The court heard he then got into the back of his dad’s taxi. DS Burrows said at 4.39pm Sharpe received an automated payment message for the M6 toll and then CCTV showed him refuelling the car at a BP garage in Chievely. At 6.44pm Melanie Smith sent him a message that said “don’t leave him till u now he’s safe x”.
The prosecution said Sharpe later made the return journey from Portsmouth back to Liverpool, while Connor Smith made the journey to Spain. The court heard his passport was used at the Hotel Mediodia in Madrid on December 10 while recovered phone data showed pictures of him in the Mijas area in January 2022.
During the prosecution’s opening Mr Wright told the jury that Wilson and Smith had travelled on foot to the “kill point”, wearing black face masks and gloves and with their hoods pulled up.
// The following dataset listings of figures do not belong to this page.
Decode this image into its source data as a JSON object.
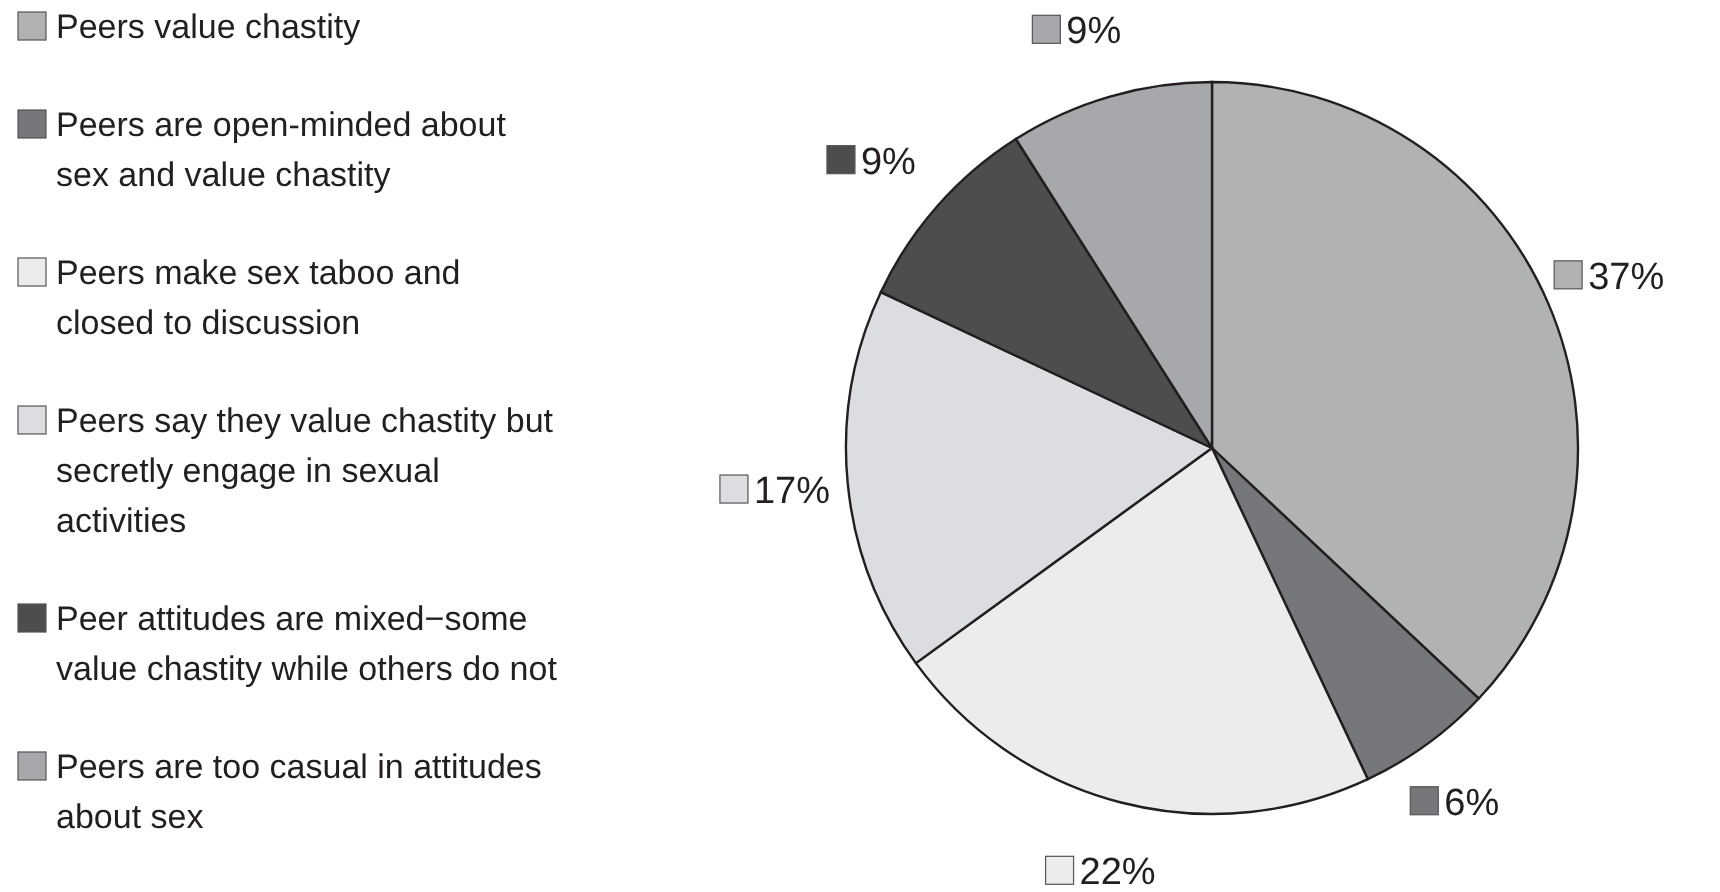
{
  "chart_data": {
    "type": "pie",
    "categories": [
      "Peers value chastity",
      "Peers are open-minded about sex and value chastity",
      "Peers make sex taboo and closed to discussion",
      "Peers say they value chastity but secretly engage in sexual activities",
      "Peer attitudes are mixed−some value chastity while others do not",
      "Peers are too casual in attitudes about sex"
    ],
    "values": [
      37,
      6,
      22,
      17,
      9,
      9
    ],
    "value_labels": [
      "37%",
      "6%",
      "22%",
      "17%",
      "9%",
      "9%"
    ],
    "colors": [
      "#b1b2b4",
      "#76777b",
      "#ececed",
      "#dcdde0",
      "#4d4d50",
      "#a7a8ab"
    ],
    "legend": "left"
  }
}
He added once there the two gunmen “were in the area knowing that Nyle Corrigan was going to be present. They were waiting for him and this was a trap.”
Mr Wright told the jury that Mr Corrigan’s killers “exchanged words with their target before and after the shot”, that went through his spine and shredded an artery. They then left him to die before they used his Sur-Ron electric bike to escape.
The court previously heard that “the origins of the dispute lie with a man called Liam Cohen”. Mr Wright said Mr Cohen also lived on Little Moss Hey with his partner Kayleigh Donnelly and had previously been on good terms with Mr Corrigan but the relationship “had soured” because of an unpaid debt.
The court heard the dispute culminated on November 9 when Mr Corrigan sent Ms Donnelly a message calling her a “cheeky c***”. Mr Wright said the “minor debt” escalated and an “irritated” Mr Cohen had “brought in” distant relative Wilson.
The prosecution said a team of men later gathered around Wilson and went to Mr Corrigan’s house demanding to know where he was. Mr Wright told the court that the group said “Nyle was dead”, and when Ms Corrigan left to go to her granddad’s house they followed her in the car and shouted her brother “should not start something if he wasn’t going to finish it”.
Coggins, of The Spinney, Stockbridge Village; Llewellyn, formerly of Olivette Way, St Helens; Smith of Midway Road in Huyton; Wilson, of no fixed address, and Melanie Smith and Mark Sharpe, both also of Midway Road, deny the charges before them. The trial before Mr Justice Goose continues.